By the time Foursquare made CNBC’s inaugural Disruptor 50 list in 2013, it had over 30 million users worldwide, hundreds of millions of dollars in funding, and over 3 billion check-ins, gaining more each day. Shortly thereafter, the company split its operations in two, becoming Swarm and Foursquare City Guide, allowing it to focus on both the location discovery and social check-in aspects of the application. But bigger trends taking place in mobile hit the company, and engagement began to rapidly fall.

“Facebook, Twitter and others sort of consumed, if you will, the consumer attention,” said current CEO and president Gary Little, who took over in 2021.

As the era of Foursquare seemed to be quickly coming to an end, it still had something valuable: years of user data. In 2017, it pivoted again, to Pilgrim SDK, a software development kit powered by the near-decade of data Foursquare had acquired. And it also made a repeat appearance on the Disruptor 50 list. The new strategy functioned much like the original model for Foursquare, except with one big difference: it automatically checked in users based on movement. This hyper-contextual data collected from users allowed Foursquare to offer services as a third-party enterprise tool to some of tech’s biggest players, including Apple (for Maps), Snapchat, Twitter, Uber, Pinterest, and Samsung.

In a blog post from Crowley when he left his last full-time role as executive chairman at the company in mid-2021, he stated it had revenue of over $100 million in 2020, and a forecast for “well over” of $100 million in revenue in 2021.

When the Covid-19 pandemic hit, the dislocation of human populations and new patterns of movement presented a new opportunity to Foursquare.

“Covid made clear for almost every industry that geospatial data sets are fundamental and critical to really understand the consumer,” Little said. “There is used to be very delineated lines between a physical customer and digital customer. Now it’s just customers. And so, the need to understand that is a pretty fundamental investment pillar that we see.”

The pandemic also made clear, however, that predictive data relies on patterns, and in a world growingly characterized by unpredictable factors, such as pandemics, economic instability and climate change, the metrics are more difficult to generate reliably.

“Making sense of the world is very difficult today from a data science perspective,” Little said. “Extrapolating that out over a very long horizon is probably a pretty dangerous game these days,” he said, but he added that helping companies understand directional shifts and irregularities is a core function of Foursquare’s real-time location engine technology.

The world of mobile is going through some of its biggest privacy changes ever, with both Apple and Google mobile operating systems placing greater restrictions on tracking of users. Little says this change hasn’t been as significant for the company as it has been for many other app-based businesses.

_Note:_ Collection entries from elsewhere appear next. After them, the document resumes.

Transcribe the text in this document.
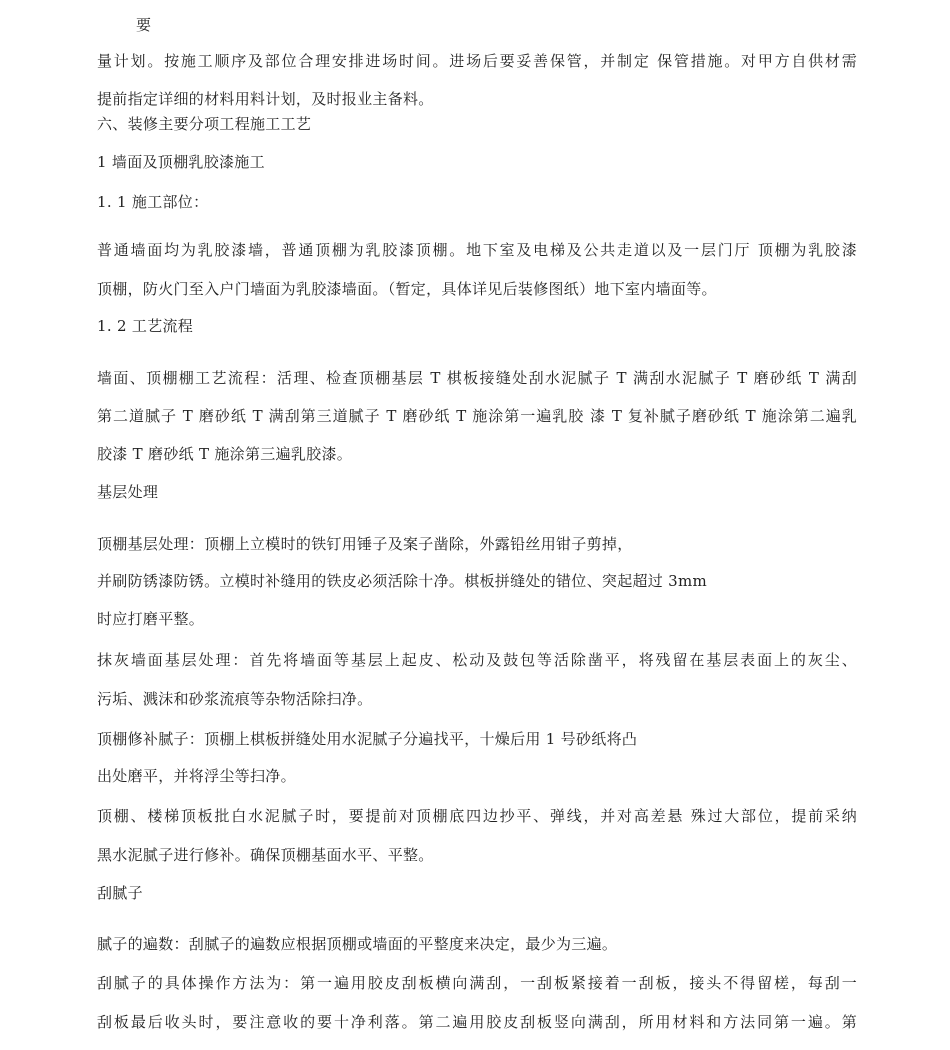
要
量计划。按施工顺序及部位合理安排进场时间。进场后要妥善保管，并制定 保管措施。对甲方自供材需
提前指定详细的材料用料计划，及时报业主备料。
六、装修主要分项工程施工工艺
1 墙面及顶棚乳胶漆施工
1. 1 施工部位：
普通墙面均为乳胶漆墙，普通顶棚为乳胶漆顶棚。地下室及电梯及公共走道以及一层门厅 顶棚为乳胶漆
顶棚，防火门至入户门墙面为乳胶漆墙面。（暂定，具体详见后装修图纸）地下室内墙面等。
1. 2 工艺流程
墙面、顶棚棚工艺流程：活理、检查顶棚基层 T 棋板接缝处刮水泥腻子 T 满刮水泥腻子 T 磨砂纸 T 满刮
第二道腻子 T 磨砂纸 T 满刮第三道腻子 T 磨砂纸 T 施涂第一遍乳胶 漆 T 复补腻子磨砂纸 T 施涂第二遍乳
胶漆 T 磨砂纸 T 施涂第三遍乳胶漆。
基层处理
顶棚基层处理：顶棚上立模时的铁钉用锤子及案子凿除，外露铅丝用钳子剪掉，
并刷防锈漆防锈。立模时补缝用的铁皮必须活除十净。棋板拼缝处的错位、突起超过 3mm
时应打磨平整。
抹灰墙面基层处理：首先将墙面等基层上起皮、松动及鼓包等活除凿平，将残留在基层表面上的灰尘、
污垢、溅沫和砂浆流痕等杂物活除扫净。
顶棚修补腻子：顶棚上棋板拼缝处用水泥腻子分遍找平，十燥后用 1 号砂纸将凸
出处磨平，并将浮尘等扫净。
顶棚、楼梯顶板批白水泥腻子时，要提前对顶棚底四边抄平、弹线，并对高差悬 殊过大部位，提前采纳
黑水泥腻子进行修补。确保顶棚基面水平、平整。
刮腻子
腻子的遍数：刮腻子的遍数应根据顶棚或墙面的平整度来决定，最少为三遍。
刮腻子的具体操作方法为：第一遍用胶皮刮板横向满刮，一刮板紧接着一刮板，接头不得留槎，每刮一
刮板最后收头时，要注意收的要十净利落。第二遍用胶皮刮板竖向满刮，所用材料和方法同第一遍。第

“Location based data is probably the most sensitive PII [personally identifiable information] in the ecosystem — where people move, where phones move, and the correlation of that. And so, from the very beginning, we’ve built our systems first to be opt-in,” Little said.

Its datasets are anonymized and aggregated.

“We’re investing a lot in those capabilities because we see that as a big opportunity, a big unlock to continue to do location in a privacy forward [way]at the center of our design,” he said.

While the company missed out on the decade of public offerings that made many of its mobile peers rich, Little said Foursquare isn’t focused on whether its exit strategy is an IPO or potential acquisition. But he added, “We hope to be in the position where that is our choice.”

The company’s consumer-facing apps that were its original business model remain in use, with the company claiming 9 billion-plus monthly visits from 500 million unique devices, but it is focused on continued investment for the brands that use it as an enterprise technology.

“Across all industries most players are very early in utilizing core location, geospatial data and technology, in their applications,” Little said. “And so, as we invest, it’s really accelerating the tools and capabilities that we will provide companies to be able to both build in their technology layer and analyze in their data stack what’s happening from a geospatial perspective.”